Lies, Damned Lies, and Venture Performance Statistics

Don Dodge has up a post highlighting recent poor venture capital asset class performance. I responded in his comments as follows:

Don — Interesting data, and stuff I have obviously seen many times, but I’d be careful drawing many conclusions from it.

a) It is misleading to match invested capital and return proceeds in any given year. The lag between disbursements and receipts is 4-5 years, so money put out 2003 or later is pretty hard to value.

b) The skewness in returns means that most of the profits went to the top decile within the top quartile.

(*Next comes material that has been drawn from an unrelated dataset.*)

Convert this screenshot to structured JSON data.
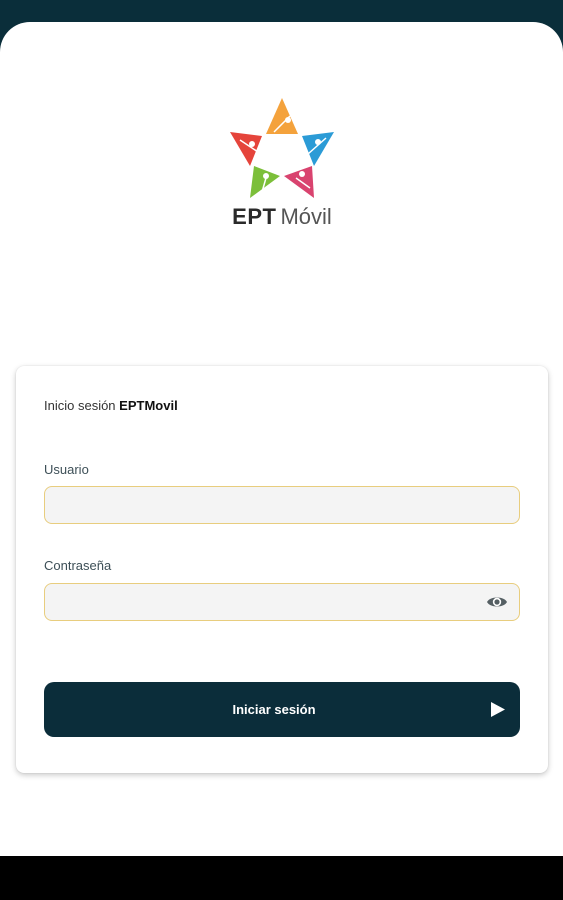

In other words, while the asset class’s performance overall has been poor, that is not the same thing as saying that the top-performing funds — a stable and small group — have not done well.

c) Returns immediately prior to 2001 were very good indeed. 2000 and 1999 netted LPs 211% and 134%, respectively. 1999 and 2000 vintage funds, however, have been no hell, reinforcing my point in a) above.

d) While we are regressing to a performance mean after some standout years, it is true that the venture asset class has never had back-to-back negative returns years until 2001/2002.

e) The next three years will tell a great deal about the future of venture as an investment, and I’m actually fairly bullish, with the market wanting more risk, some early-stage companies performing well, and an uptick in IPO activity likely ahead of us.